ТАК ВОТ ТЕПЕРЬ СИДИ И СЛУШАЙ...

Илья Калинников («Високосный год»): «Мечтаю заработать много денег и пойти в школу учителем»
Фото:  Игорь Верещагин
  Среди поп-певцов и прочих исполнителей есть немало загадочных персонажей. Их знают в лицо и по имени, они завсегдатаи светских тусовок. При этом что и когда они в последний раз пели, никто вспомнить не может.
     С группой “Високосный год” ситуация прямо противоположная. Их “Лучшую песню о любви” или “Метро” разве что глухой не слышал.
     А вот о них самих неизвестно почти ничего.
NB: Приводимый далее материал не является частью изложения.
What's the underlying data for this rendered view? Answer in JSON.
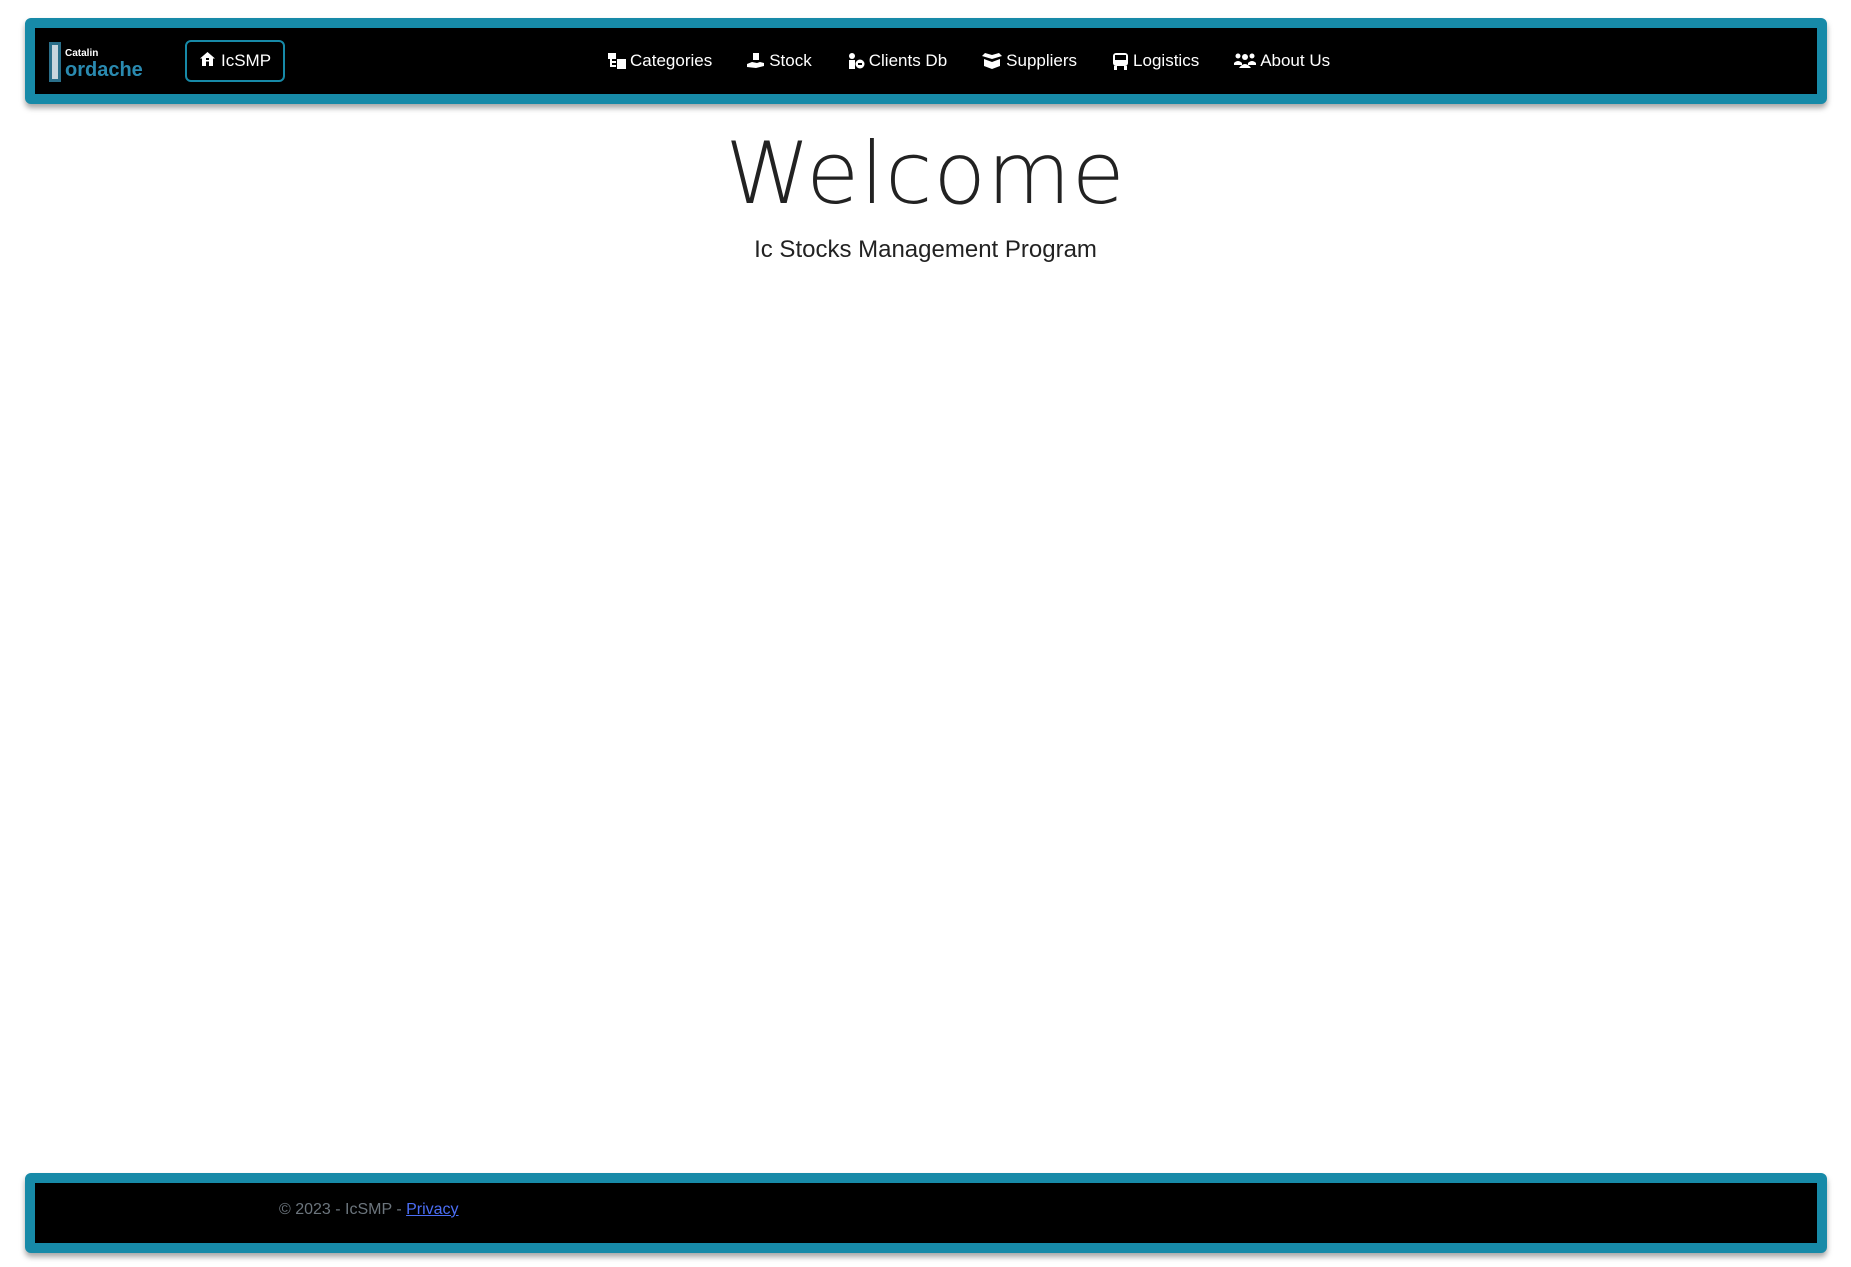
{
  "navbar": {
    "logo": {
      "line1": "Catalin",
      "line2": "ordache"
    },
    "brand_label": "IcSMP",
    "links": [
      {
        "label": "Categories",
        "icon": "sitemap-icon"
      },
      {
        "label": "Stock",
        "icon": "hand-holding-box-icon"
      },
      {
        "label": "Clients Db",
        "icon": "user-tag-icon"
      },
      {
        "label": "Suppliers",
        "icon": "box-open-icon"
      },
      {
        "label": "Logistics",
        "icon": "truck-icon"
      },
      {
        "label": "About Us",
        "icon": "users-icon"
      }
    ],
    "colors": {
      "bar_background": "#000000",
      "accent_border": "#178aa8"
    }
  },
  "hero": {
    "title": "Welcome",
    "subtitle": "Ic Stocks Management Program"
  },
  "footer": {
    "copyright": "© 2023 - IcSMP - ",
    "privacy_link": "Privacy",
    "colors": {
      "text": "#6c757d",
      "link": "#4b6ef5"
    }
  }
}
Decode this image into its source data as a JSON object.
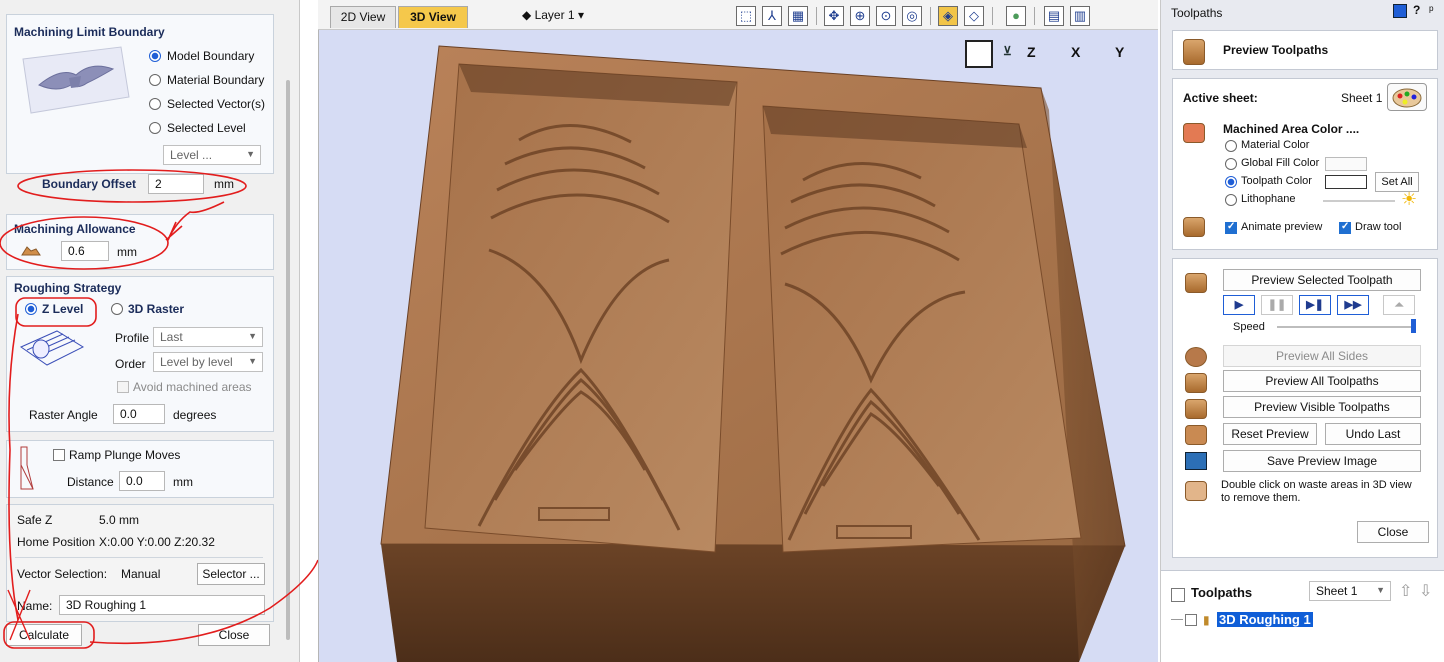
{
  "left_panel": {
    "boundary_title": "Machining Limit Boundary",
    "boundary_options": [
      "Model Boundary",
      "Material Boundary",
      "Selected Vector(s)",
      "Selected Level"
    ],
    "boundary_level_placeholder": "Level ...",
    "boundary_offset_label": "Boundary Offset",
    "boundary_offset_value": "2",
    "boundary_offset_unit": "mm",
    "allowance_title": "Machining Allowance",
    "allowance_value": "0.6",
    "allowance_unit": "mm",
    "roughing_title": "Roughing Strategy",
    "z_level_label": "Z Level",
    "raster_label": "3D Raster",
    "profile_label": "Profile",
    "profile_value": "Last",
    "order_label": "Order",
    "order_value": "Level by level",
    "avoid_label": "Avoid machined areas",
    "raster_angle_label": "Raster Angle",
    "raster_angle_value": "0.0",
    "raster_angle_unit": "degrees",
    "ramp_label": "Ramp Plunge Moves",
    "distance_label": "Distance",
    "distance_value": "0.0",
    "distance_unit": "mm",
    "safe_z_label": "Safe Z",
    "safe_z_value": "5.0 mm",
    "home_label": "Home Position",
    "home_value": "X:0.00 Y:0.00 Z:20.32",
    "vector_sel_label": "Vector Selection:",
    "vector_sel_value": "Manual",
    "selector_button": "Selector ...",
    "name_label": "Name:",
    "name_value": "3D Roughing 1",
    "calculate_button": "Calculate",
    "close_button": "Close"
  },
  "view": {
    "tab_2d": "2D View",
    "tab_3d": "3D View",
    "layer_label": "Layer 1",
    "axis_labels": [
      "Z",
      "X",
      "Y"
    ]
  },
  "right_panel": {
    "header_title": "Toolpaths",
    "preview_title": "Preview Toolpaths",
    "active_sheet_label": "Active sheet:",
    "active_sheet_value": "Sheet 1",
    "machined_color_label": "Machined Area Color ....",
    "color_options": [
      "Material Color",
      "Global Fill Color",
      "Toolpath Color",
      "Lithophane"
    ],
    "set_all_button": "Set All",
    "animate_label": "Animate preview",
    "draw_tool_label": "Draw tool",
    "preview_selected_button": "Preview Selected Toolpath",
    "speed_label": "Speed",
    "preview_all_sides_button": "Preview All Sides",
    "preview_all_toolpaths_button": "Preview All Toolpaths",
    "preview_visible_button": "Preview Visible Toolpaths",
    "reset_preview_button": "Reset Preview",
    "undo_last_button": "Undo Last",
    "save_image_button": "Save Preview Image",
    "hint_text_1": "Double click on waste areas in 3D view",
    "hint_text_2": "to remove them.",
    "close_button": "Close",
    "toolpaths_list_title": "Toolpaths",
    "sheet_select_value": "Sheet 1",
    "toolpath_item": "3D Roughing 1"
  },
  "colors": {
    "accent": "#1f5ed6",
    "annotation_red": "#e21d1d",
    "wood": "#a8744a",
    "view_background": "#d6dcf4"
  }
}
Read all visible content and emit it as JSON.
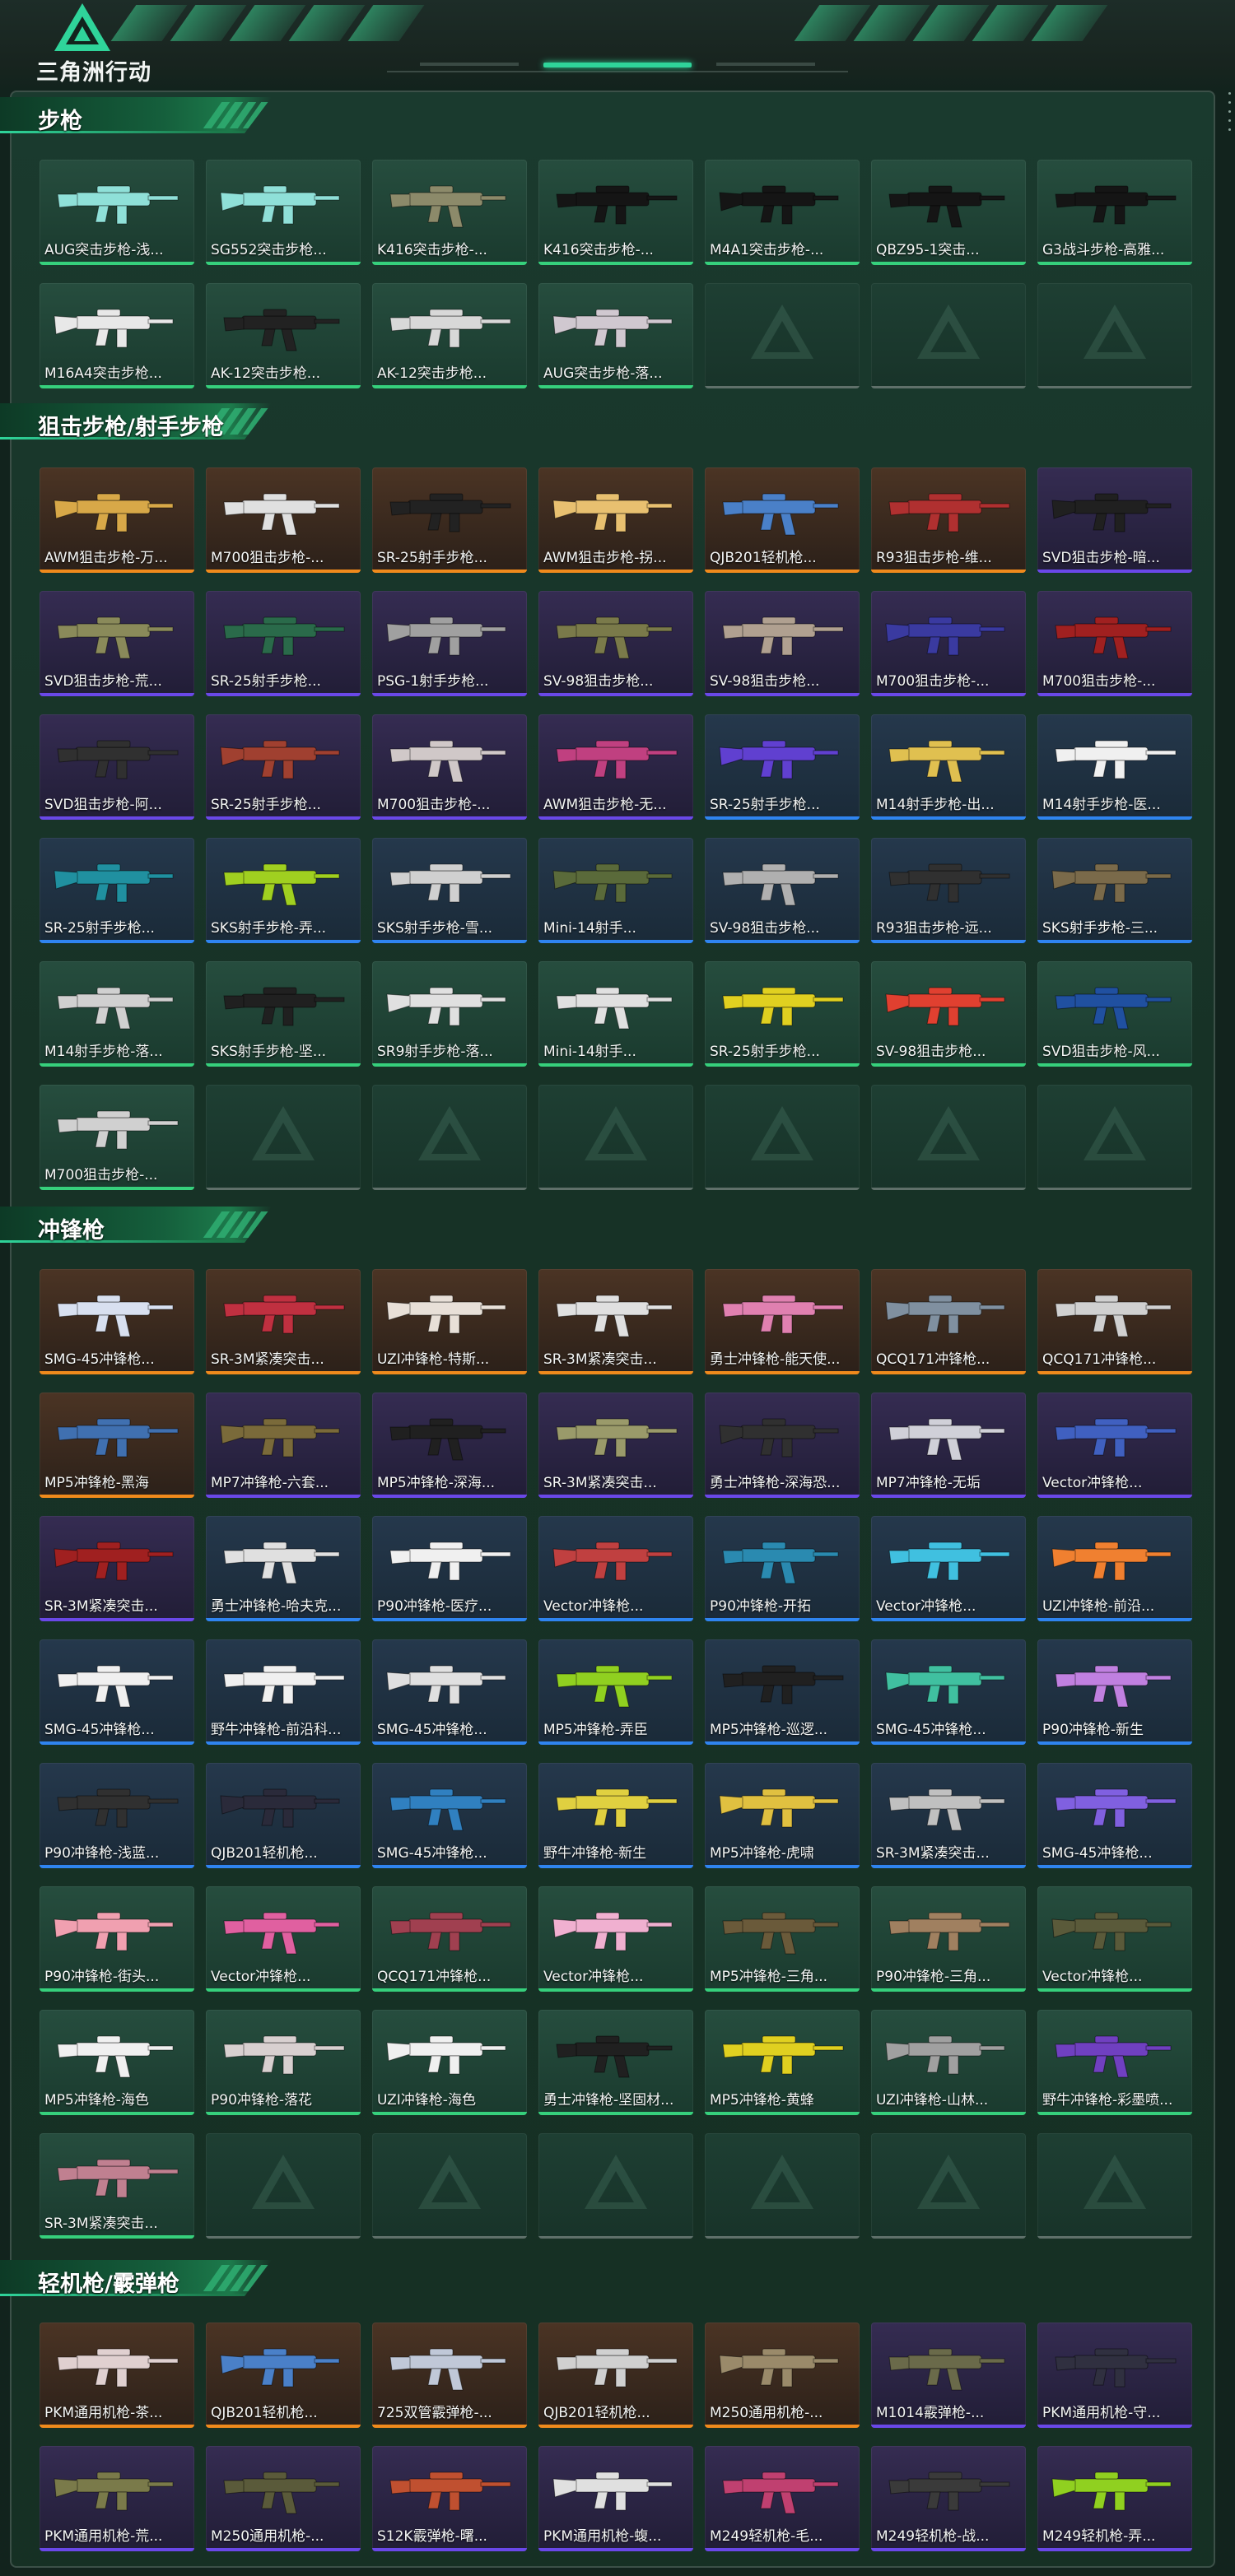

     “Так ты и напиши — какой я, — напутствовал меня во время интервью лидер “Високосного года” Илья Калинников. — Вообще я и сам тебе скажу: я ленивый, не очень умный и очень занудный. Но ты и свое мнение напиши тоже — мне интересно почитать будет”. Что ж. Действительно занудный, безусловно не глупый и очень самонадеянный. Наша с ним нижеследующая беседа состоялась полгода назад. Потом меня просили изменить текст — что в общем понятно: после участия в “Рождественских встречах” Пугачевой трудно поливать шоу-бизнес грязью, — Илья сам брался что-то дописывать и переписывать. Но я ничего в тексте не изменила. Не потому, что я такая вредная. Просто мне кажется: все, что он сказал в интервью, — настоящее. Оно лучше меня расскажет, какой он...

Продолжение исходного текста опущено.